The alternative to the world party model was to fall back on the model of the federation of sections -as the Second International had been- or to turn it into a group of branches directed vertically from a center -as the Stalinist Komintern would later be.
This was clear to the first British communist party, created and directed by Sylvia Pankhurst, who was one of the first communist leaders outside Russia to take up the banner of the use of an auxiliary language in the work of the International.
In fact, Pankhurst and her colleagues, known as the "British Communist Left," repeated that the extension of an international language from the concrete needs of the class struggle, would allow "reaching a new understanding of the world" to the whole of Humanity.
For reasons of efficiency, the issue of language is important for the international labor movement. If we want effective organizing we must have a common language. The time, energy and clarity lost in translation at Congresses is very obvious. Think how the literature of the movement would be enriched if every book with a single translation, or originally written in the international language, were immediately available to all speaking sectors of the workforce. ...
must come in. We need to broaden the courses that have already begun in our movement. Here there is scope for practical action. The Communist Youth Movement cannot only talk about internationalism and indulge in flag-waving, it must help pave the way for direct international contact. Why not an ESKI section in the U.K. Can we in England contribute something to the culture of the future?
Once again, the conditions are ripe for another leap: humanity's horizon is again broadened by increasing its means of understanding. We need and will need the weapon of an auxiliary language in the class struggle.

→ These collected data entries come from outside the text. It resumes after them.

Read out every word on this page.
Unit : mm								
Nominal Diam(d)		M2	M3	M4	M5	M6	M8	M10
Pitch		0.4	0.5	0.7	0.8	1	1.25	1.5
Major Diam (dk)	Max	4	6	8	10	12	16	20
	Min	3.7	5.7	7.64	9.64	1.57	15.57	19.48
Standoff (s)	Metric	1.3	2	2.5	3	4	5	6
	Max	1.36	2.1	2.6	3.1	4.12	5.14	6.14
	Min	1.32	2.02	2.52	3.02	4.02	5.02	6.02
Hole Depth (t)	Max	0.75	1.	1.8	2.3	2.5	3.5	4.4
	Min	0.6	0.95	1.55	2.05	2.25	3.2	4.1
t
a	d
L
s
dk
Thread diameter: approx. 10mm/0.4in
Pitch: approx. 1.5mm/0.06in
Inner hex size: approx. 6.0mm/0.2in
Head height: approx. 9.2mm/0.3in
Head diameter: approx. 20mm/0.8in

Communism and International Language , Mark Starr. The Communist Review , February 1922
That is to say, an international auxiliary language is a fetish of pacifist utopianism, and this is necessarily reactionary, when it advocates that states and international bodies can agree to render egalitarian a terrain which is part of the imperialist conflict.
But when it is developed from the universal need of the revolutionary class, as an indispensable tool for the class struggle, it is placed in a new perspective, the communist one. And then its meaning is radically transformed. It then becomes a manifestation of the material advance towards a Humanity overcoming the division into classes and nations, reunified and consciously converted into a community.
And in so doing it transforms the human experience and the capacities of the revolutionary class, providing us with a small foretaste of the outburst of transformative capacities that the whole of Humanity is poised to realize as it becomes, for the first time, a collective and conscious subject.